La masse salariale est de 21,473 milliards de dinars, soit une augmentation de 6% par rapport à la LFC 2021 (20,345 milliards de dinars). Cependant, quelques mécanismes ont été retenus afin de la mettre sous contrôle. On apprend qu’il n’y aura pas de prélèvement de 10% au titre de la solidarité, comme cela a été fuité, et que les promotions dans la fonction publique se déroulent normalement.

Par ailleurs, les recrutements se feront de manière ciblée. Cela dissipe toute tentation de politique d’austérité. Mais de nouvelles mesures ont été mises en place de sorte à tenter les fonctionnaires, par des conditions incitatives, de départ à la retraite anticipée ou de congé de promotion de projets personnels, outre tous les programmes de redéploiement. Cette dernière option leur offre la possibilité de rejoindre des collectivités locales notamment, de sorte à désengorger l’administration centrale.

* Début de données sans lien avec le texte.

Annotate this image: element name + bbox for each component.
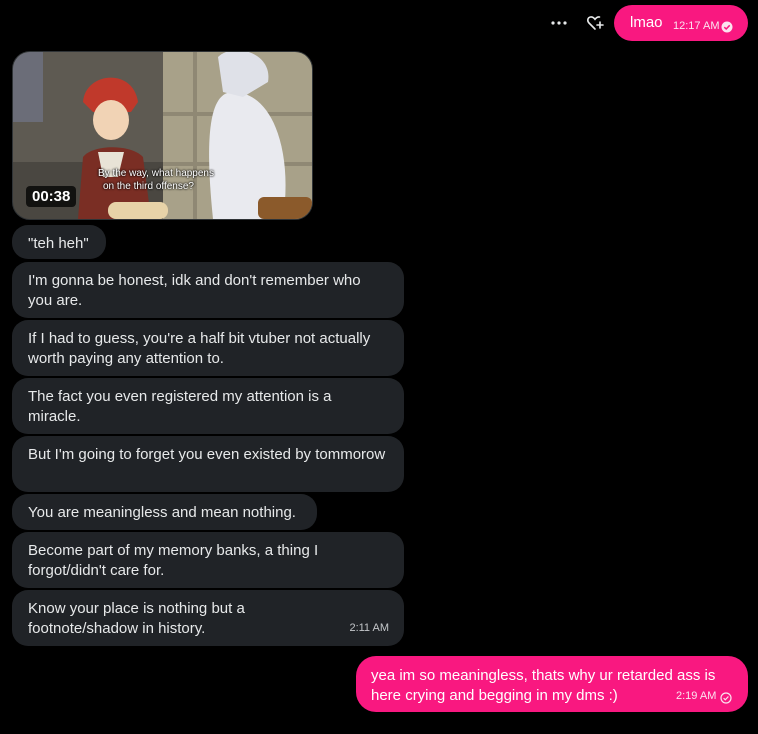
message-timestamp: 2:11 AM xyxy=(349,622,389,634)
message-text: Know your place is nothing but a footnot… xyxy=(28,600,245,637)
message-timestamp: 2:19 AM xyxy=(676,690,717,702)
react-heart-plus-icon[interactable] xyxy=(585,13,605,33)
incoming-message[interactable]: "teh heh" xyxy=(12,225,106,259)
check-circle-icon xyxy=(721,20,733,33)
incoming-message[interactable]: I'm gonna be honest, idk and don't remem… xyxy=(12,262,404,318)
incoming-message[interactable]: Know your place is nothing but a footnot… xyxy=(12,590,404,646)
video-duration: 00:38 xyxy=(26,186,77,207)
incoming-message[interactable]: The fact you even registered my attentio… xyxy=(12,378,404,434)
incoming-message[interactable]: If I had to guess, you're a half bit vtu… xyxy=(12,320,404,376)
message-text: You are meaningless and mean nothing. xyxy=(28,504,296,521)
incoming-message[interactable]: You are meaningless and mean nothing. xyxy=(12,494,317,530)
message-text: If I had to guess, you're a half bit vtu… xyxy=(28,330,371,367)
message-text: But I'm going to forget you even existed… xyxy=(28,446,386,463)
video-subtitle: on the third offense? xyxy=(103,181,194,192)
incoming-message[interactable]: But I'm going to forget you even existed… xyxy=(12,436,404,492)
message-text: The fact you even registered my attentio… xyxy=(28,388,332,425)
video-attachment[interactable]: By the way, what happens on the third of… xyxy=(12,51,313,220)
video-subtitle: By the way, what happens xyxy=(98,168,214,179)
message-timestamp: 12:17 AM xyxy=(673,20,720,32)
incoming-message[interactable]: Become part of my memory banks, a thing … xyxy=(12,532,404,588)
more-options-icon[interactable] xyxy=(549,13,569,33)
check-circle-outline-icon xyxy=(720,691,732,704)
outgoing-message[interactable]: lmao 12:17 AM xyxy=(614,5,748,41)
message-text: lmao xyxy=(630,14,663,31)
outgoing-message[interactable]: yea im so meaningless, thats why ur reta… xyxy=(356,656,748,712)
message-text: I'm gonna be honest, idk and don't remem… xyxy=(28,272,361,309)
message-text: "teh heh" xyxy=(28,235,89,252)
message-text: Become part of my memory banks, a thing … xyxy=(28,542,319,579)
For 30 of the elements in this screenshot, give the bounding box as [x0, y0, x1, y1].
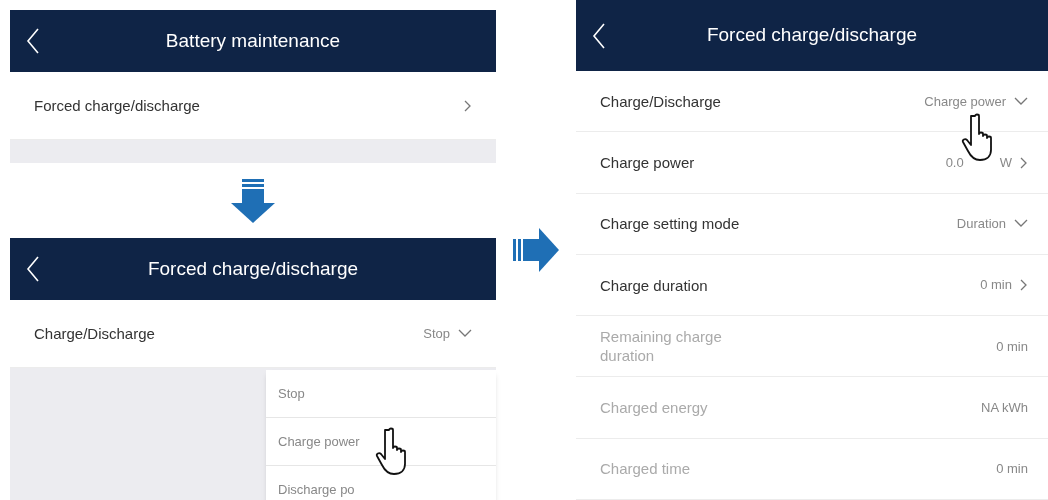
chevron-down-icon [1014, 96, 1028, 106]
setting-value: NA kWh [981, 398, 1028, 417]
setting-value: 0 min [996, 337, 1028, 356]
setting-label: Charged energy [600, 398, 709, 418]
setting-label: Charge duration [600, 275, 709, 295]
setting-value: 0.0 [945, 153, 964, 172]
setting-label: Charged time [600, 459, 692, 479]
setting-label: Charge/Discharge [600, 91, 722, 111]
chevron-right-icon [1020, 279, 1028, 292]
setting-value: Stop [423, 324, 450, 343]
setting-value: 0 min [980, 276, 1012, 295]
chevron-right-icon [464, 99, 472, 112]
down-arrow-icon [229, 176, 277, 225]
setting-value: Charge power [924, 92, 1006, 111]
setting-value: Duration [956, 215, 1006, 234]
setting-value: W [999, 153, 1012, 172]
chevron-down-icon [458, 329, 472, 338]
menu-item[interactable]: Stop [266, 370, 496, 418]
setting-label: Forced charge/discharge [34, 96, 200, 115]
chevron-right-icon [1020, 156, 1028, 169]
setting-label: Charge/Discharge [34, 324, 155, 343]
screen-title: Forced charge/discharge [706, 23, 918, 48]
screen-title: Battery maintenance [165, 28, 341, 53]
screen-title: Forced charge/discharge [147, 256, 359, 281]
setting-label: Remaining charge duration [600, 327, 723, 366]
right-arrow-icon [511, 227, 561, 273]
chevron-down-icon [1014, 219, 1028, 229]
setting-label: Charge setting mode [600, 214, 741, 234]
setting-label: Charge power [600, 153, 696, 173]
setting-value: 0 min [996, 460, 1028, 479]
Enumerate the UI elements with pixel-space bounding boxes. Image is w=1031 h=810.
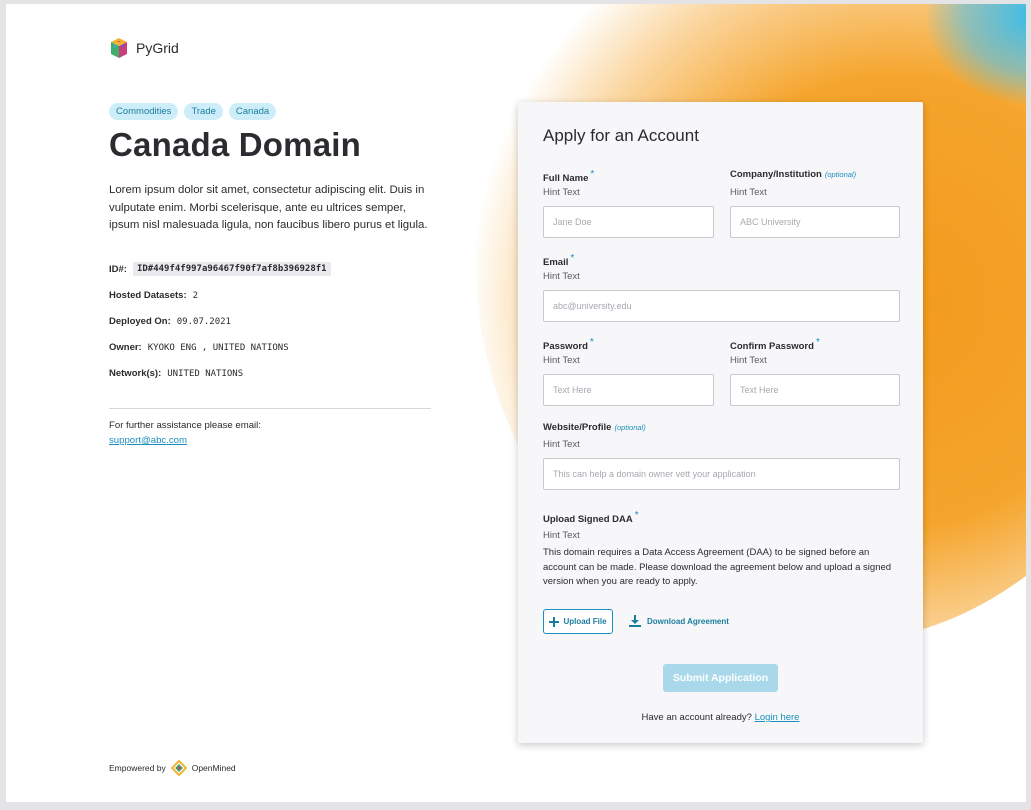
company-hint: Hint Text bbox=[730, 187, 767, 198]
company-label: Company/Institution (optional) bbox=[730, 169, 857, 180]
email-input[interactable] bbox=[543, 290, 900, 322]
password-input[interactable] bbox=[543, 374, 714, 406]
footer-prefix: Empowered by bbox=[109, 763, 166, 773]
required-mark: * bbox=[589, 337, 594, 348]
meta-owner-label: Owner: bbox=[109, 342, 142, 353]
meta-deployed-label: Deployed On: bbox=[109, 316, 171, 327]
meta-owner-value: KYOKO ENG , UNITED NATIONS bbox=[147, 342, 289, 353]
tag-trade[interactable]: Trade bbox=[184, 103, 223, 120]
footer-powered-by: Empowered by OpenMined bbox=[109, 760, 236, 776]
optional-mark: (optional) bbox=[824, 170, 857, 179]
divider bbox=[109, 408, 431, 409]
full-name-label: Full Name * bbox=[543, 169, 595, 184]
pygrid-logo[interactable]: PyGrid bbox=[108, 37, 179, 59]
form-title: Apply for an Account bbox=[543, 126, 699, 145]
plus-icon bbox=[549, 616, 560, 627]
meta-network-label: Network(s): bbox=[109, 368, 162, 379]
meta-datasets-value: 2 bbox=[192, 290, 199, 301]
email-hint: Hint Text bbox=[543, 271, 580, 282]
password-hint: Hint Text bbox=[543, 355, 580, 366]
required-mark: * bbox=[634, 510, 639, 521]
login-link[interactable]: Login here bbox=[755, 712, 800, 723]
confirm-password-hint: Hint Text bbox=[730, 355, 767, 366]
submit-application-button[interactable]: Submit Application bbox=[663, 664, 778, 692]
brand-name: PyGrid bbox=[136, 40, 179, 56]
daa-description: This domain requires a Data Access Agree… bbox=[543, 547, 892, 587]
tag-list: Commodities Trade Canada bbox=[109, 103, 277, 120]
meta-deployed: Deployed On: 09.07.2021 bbox=[109, 316, 231, 327]
page-title: Canada Domain bbox=[109, 126, 361, 163]
meta-id: ID#: ID#449f4f997a96467f90f7af8b396928f1 bbox=[109, 262, 331, 276]
domain-description: Lorem ipsum dolor sit amet, consectetur … bbox=[109, 184, 428, 231]
password-label: Password * bbox=[543, 337, 594, 352]
meta-datasets: Hosted Datasets: 2 bbox=[109, 290, 198, 301]
meta-datasets-label: Hosted Datasets: bbox=[109, 290, 187, 301]
required-mark: * bbox=[590, 169, 595, 180]
full-name-input[interactable] bbox=[543, 206, 714, 238]
daa-label: Upload Signed DAA * bbox=[543, 510, 639, 525]
download-agreement-button[interactable]: Download Agreement bbox=[629, 615, 729, 627]
full-name-hint: Hint Text bbox=[543, 187, 580, 198]
daa-hint: Hint Text bbox=[543, 530, 580, 541]
meta-network-value: UNITED NATIONS bbox=[167, 368, 244, 379]
tag-canada[interactable]: Canada bbox=[228, 103, 277, 120]
upload-file-label: Upload File bbox=[563, 617, 607, 626]
meta-id-value[interactable]: ID#449f4f997a96467f90f7af8b396928f1 bbox=[132, 262, 331, 276]
page-frame: PyGrid Commodities Trade Canada Canada D… bbox=[6, 4, 1026, 802]
meta-owner: Owner: KYOKO ENG , UNITED NATIONS bbox=[109, 342, 289, 353]
login-prompt: Have an account already? Login here bbox=[518, 712, 923, 723]
download-icon bbox=[629, 615, 641, 627]
required-mark: * bbox=[570, 253, 575, 264]
email-label: Email * bbox=[543, 253, 575, 268]
meta-network: Network(s): UNITED NATIONS bbox=[109, 368, 243, 379]
website-label: Website/Profile (optional) bbox=[543, 422, 646, 433]
login-prompt-text: Have an account already? bbox=[641, 712, 752, 723]
help-text: For further assistance please email: bbox=[109, 420, 261, 431]
download-agreement-label: Download Agreement bbox=[647, 616, 729, 626]
company-input[interactable] bbox=[730, 206, 900, 238]
meta-deployed-value: 09.07.2021 bbox=[176, 316, 231, 327]
confirm-password-input[interactable] bbox=[730, 374, 900, 406]
pygrid-cube-icon bbox=[111, 38, 127, 58]
website-hint: Hint Text bbox=[543, 439, 580, 450]
footer-brand[interactable]: OpenMined bbox=[192, 763, 236, 773]
optional-mark: (optional) bbox=[614, 423, 646, 432]
openmined-logo-icon bbox=[170, 760, 187, 776]
meta-id-label: ID#: bbox=[109, 263, 127, 275]
upload-file-button[interactable]: Upload File bbox=[543, 609, 613, 634]
support-email-link[interactable]: support@abc.com bbox=[109, 435, 187, 446]
website-input[interactable] bbox=[543, 458, 900, 490]
tag-commodities[interactable]: Commodities bbox=[109, 103, 179, 120]
required-mark: * bbox=[815, 337, 820, 348]
apply-form-card: Apply for an Account Full Name * Hint Tex… bbox=[518, 102, 923, 743]
confirm-password-label: Confirm Password * bbox=[730, 337, 820, 352]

Beaucoup a été fait en direction des “économiquement faibles“ en relevant les transferts qui leur sont octroyés. Statistiquement, la population concernée est mieux cernée. Il reste que le retard de l’entrée en service de l’identifiant unique entachera, d’une certaine façon, ce travail d’assistance sociale.

La fiscalité donne ce qu’elle peut, et au vu des circonstances difficiles actuelles, elle n’a pas été sollicitée outre mesure. L’IS a été maintenu à 15%. L’IRPP n’a pas été alourdi. Pas plus que la TVA, du reste. On a grappillé dans certaines niches fiscales, tel le timbre de 100 millimes sur les tickets de caisse chez les grandes surfaces, ou le relèvement des vignettes autos.

Au total, on se retrouve avec une pression fiscale quasi inchangée, ce qui est bien avisé pour rassurer les chefs d’entreprise. Et c’est même incitatif à l’investissement.

Au final, le haut du budget reste sur la configuration de l’année dernière. Les ressources propres de l’Etat sont de 38,618 milliards de dinars dont 35,099 milliards de dinars proviennent de la fiscalité. Et les salaires de 21,573 milliards de dinars avec la CGC (Caisse générale de compensation) qui culmine à 7,262 milliards de dinars.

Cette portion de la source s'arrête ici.